JONESBOROUGH, Tenn. (WJHL) — It was the final operating “poor farm” in Tennessee when its last residents moved about 15 years ago. Now, Washington County commissioners are trying to determine whether there’s a viable future for the 47-acre County Farm off of Couch Road, or whether selling the mix of pasture and woodland will best serve county taxpayers and residents.

“We’ve looked at that property a number of times and sort of debated about what would be the best thing we can do,” County Commissioner Jodi Jones said Thursday ahead of a County Owned Property Committee meeting to discuss the farm’s future.

“We have three options. We can auction it and let somebody else decide what to do with it, we can donate it or we can keep it as a county-owned property and find a use for it that serves the county.”

The farm includes a large, dormitory-style building that once housed residents. (Photo: WJHL)

Still overseen by Mike Collins, whose parents were the last official “caretakers” when poor, disabled and other residents lived there, the farm is now the subject of a draft “Request for Proposals” (RFP) from the commission. The farm includes a large dormitory-style building that once housed dozens of residents.

Self-funded proposals would require a lease of no less than five years and a “realistic and obtainable” idea as the county seeks “the highest and best use for this county asset,” the RFP states. Successful proposals would also need to “fit well with the surrounding neighborhood(s).”

The County Owned Property Committee passed the draft RFP Thursday with a slight revision. It has a Jan. 31 deadline for proposals.

Any user also would have to protect the cemetery there, where potentially hundreds of residents who died at the farm were buried in unmarked graves.

Jones, who chairs the committee, would like to see something work out that keeps the farm in the county’s hands. So would Anne Mason, a local historian and Executive Director of the Heritage Alliance.

“For a while, every county in Tennessee had a county-owned farm,” Mason said. That practice began when Anderson County approached the state legislature for funds to build an “almshouse” for its poor citizens.

“Their function was to be a place like a refuge, a sanctuary for people who are having economic struggles, who couldn’t provide for themselves economically,” Mason said.

“People with various disabilities or illnesses, who didn’t have anyone to take care of them or willing to take care of them would would go there. And the idea was that they were working farms so they would be self-sustaining.”

Washington County’s first county farm was in “Greenfield,” further from Jonesborough. The current location was established in the 1890s, Mason said.

By the 1960s and ’70s, most counties had closed their farms as better social welfare programs started to be developed. But Washington County’s “rest home” outlasted all the others. Some memories from those last years are included in an oral history project conducted by former ETSU professor Tess Lloyd.

“The last people who had connections to the place shared stories about some people who lived there and were like, ‘well, I don’t have anybody else to take care of me but I have the Collinses, and they take care of me, they’re my family,'” Mason said.

Several barns and outbuildings show the potential for the farm to be viable again. (Photo: WJHL)

Those kinds of facts resonate with Mason.

“There were chores, it was a working farm but it also had like a sense of family.

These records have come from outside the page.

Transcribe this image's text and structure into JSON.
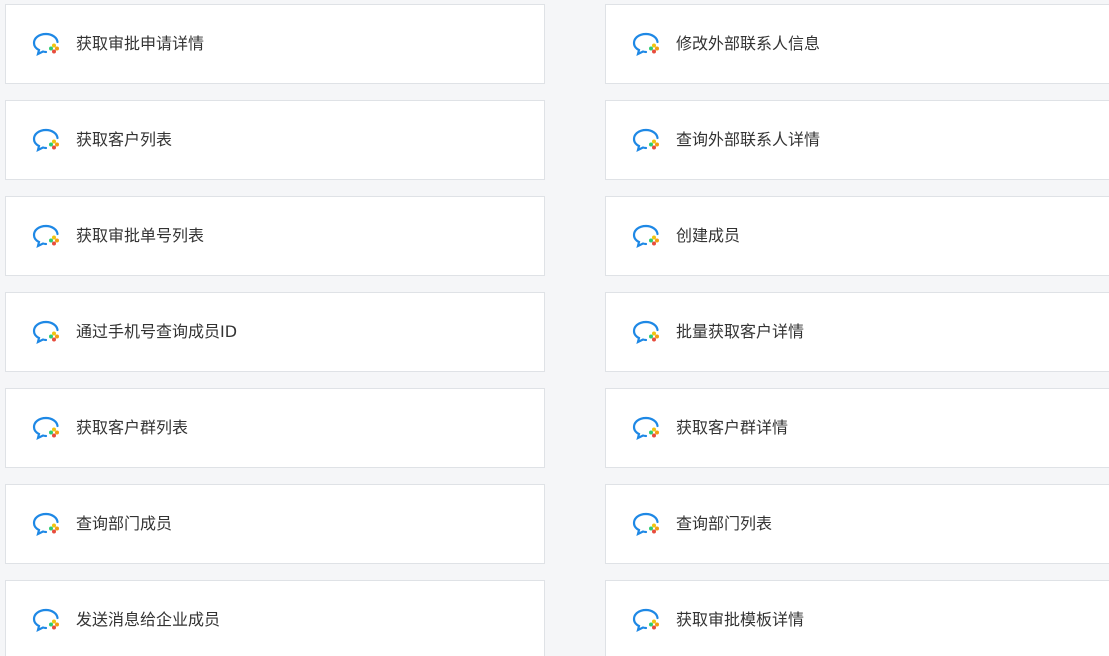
{
  "cards": [
    {
      "label": "获取审批申请详情",
      "icon": "wecom-chat-icon"
    },
    {
      "label": "修改外部联系人信息",
      "icon": "wecom-chat-icon"
    },
    {
      "label": "获取客户列表",
      "icon": "wecom-chat-icon"
    },
    {
      "label": "查询外部联系人详情",
      "icon": "wecom-chat-icon"
    },
    {
      "label": "获取审批单号列表",
      "icon": "wecom-chat-icon"
    },
    {
      "label": "创建成员",
      "icon": "wecom-chat-icon"
    },
    {
      "label": "通过手机号查询成员ID",
      "icon": "wecom-chat-icon"
    },
    {
      "label": "批量获取客户详情",
      "icon": "wecom-chat-icon"
    },
    {
      "label": "获取客户群列表",
      "icon": "wecom-chat-icon"
    },
    {
      "label": "获取客户群详情",
      "icon": "wecom-chat-icon"
    },
    {
      "label": "查询部门成员",
      "icon": "wecom-chat-icon"
    },
    {
      "label": "查询部门列表",
      "icon": "wecom-chat-icon"
    },
    {
      "label": "发送消息给企业成员",
      "icon": "wecom-chat-icon"
    },
    {
      "label": "获取审批模板详情",
      "icon": "wecom-chat-icon"
    }
  ],
  "colors": {
    "icon_blue": "#1e88e5",
    "icon_orange": "#f39c12",
    "icon_red": "#e74c3c",
    "icon_green": "#2ecc71",
    "icon_yellow": "#f1c40f"
  }
}
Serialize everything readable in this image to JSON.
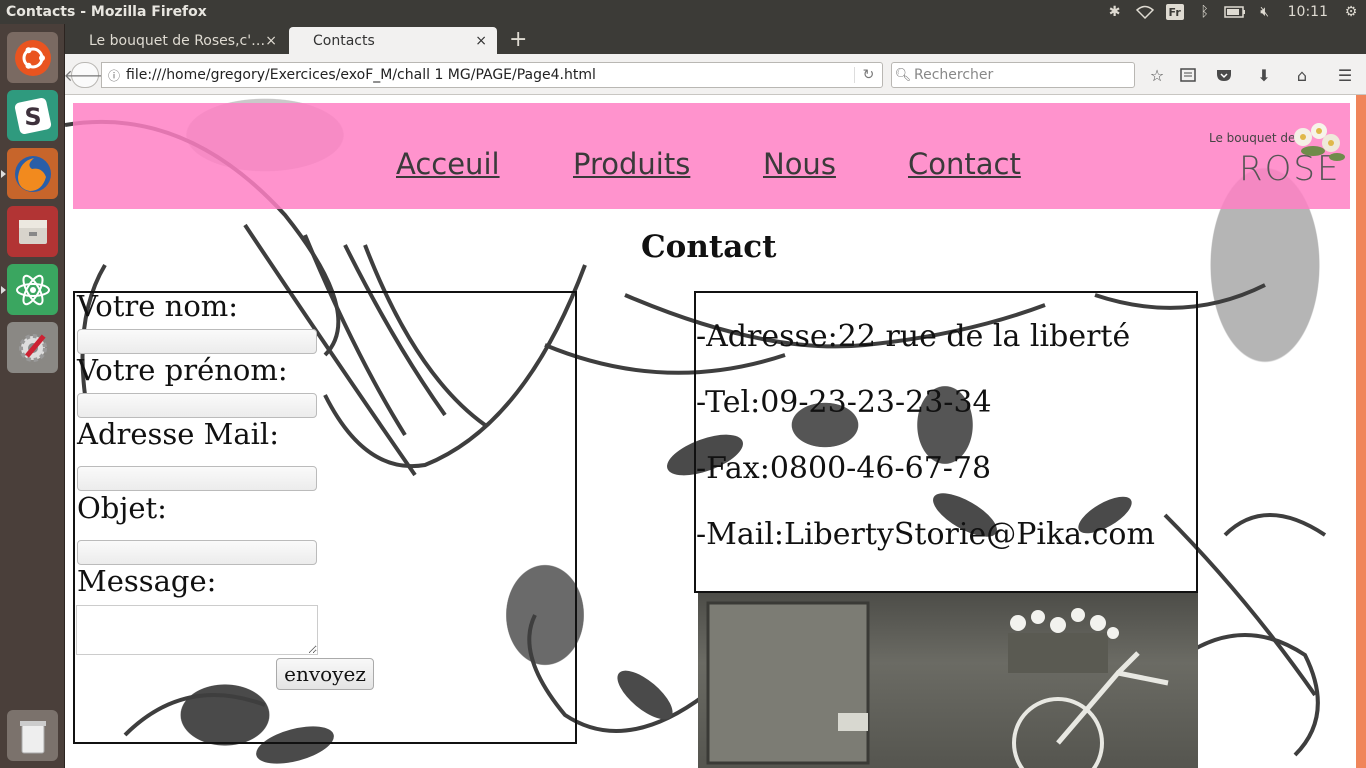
{
  "window": {
    "title": "Contacts - Mozilla Firefox"
  },
  "panel": {
    "keyboard_layout": "Fr",
    "clock": "10:11"
  },
  "browser": {
    "tabs": [
      {
        "label": "Le bouquet de Roses,c'…",
        "active": false
      },
      {
        "label": "Contacts",
        "active": true
      }
    ],
    "tab_close_glyph": "×",
    "new_tab_glyph": "+",
    "url": "file:///home/gregory/Exercices/exoF_M/chall 1 MG/PAGE/Page4.html",
    "search_placeholder": "Rechercher"
  },
  "site": {
    "nav": [
      "Acceuil",
      "Produits",
      "Nous",
      "Contact"
    ],
    "logo": {
      "small": "Le bouquet de",
      "big": "ROSE"
    },
    "heading": "Contact",
    "form": {
      "name_label": "Votre nom:",
      "firstname_label": "Votre prénom:",
      "email_label": "Adresse Mail:",
      "subject_label": "Objet:",
      "message_label": "Message:",
      "submit_label": "envoyez"
    },
    "info": {
      "address": "-Adresse:22 rue de la liberté",
      "tel": "-Tel:09-23-23-23-34",
      "fax": "-Fax:0800-46-67-78",
      "mail": "-Mail:LibertyStorie@Pika.com"
    }
  },
  "colors": {
    "header_pink": "#ff80c4",
    "scrollbar": "#f0855a"
  }
}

They wanted to be sure those people were well cared for.”

Jones said she’d like to see the property put to a similar positive use.

“What do citizens or entrepreneurs or people in our region think they might could do with … beautiful farmland in a way that would serve the citizens of the county?”

But Jones said she realizes the county needs to consider every angle.

“Commissioners have to balance the financial health of the county and what is the best thing fiscally that serves all the people in the county, not necessarily just the people that live or work around the county farm area.

“On balance, I think the county commission really wants to look at, ‘when is it time for us to invest in the health and well-being of people in our county.’ We know that green space, we know that outdoor recreation space is a way to do that.”

Jones said commissioners have been hearing loud and clear from a number of citizens that they want green spaces and the county’s rural character preserved as population growth accelerates.

“That is something that I think we’re really going to have to grapple with going forward.”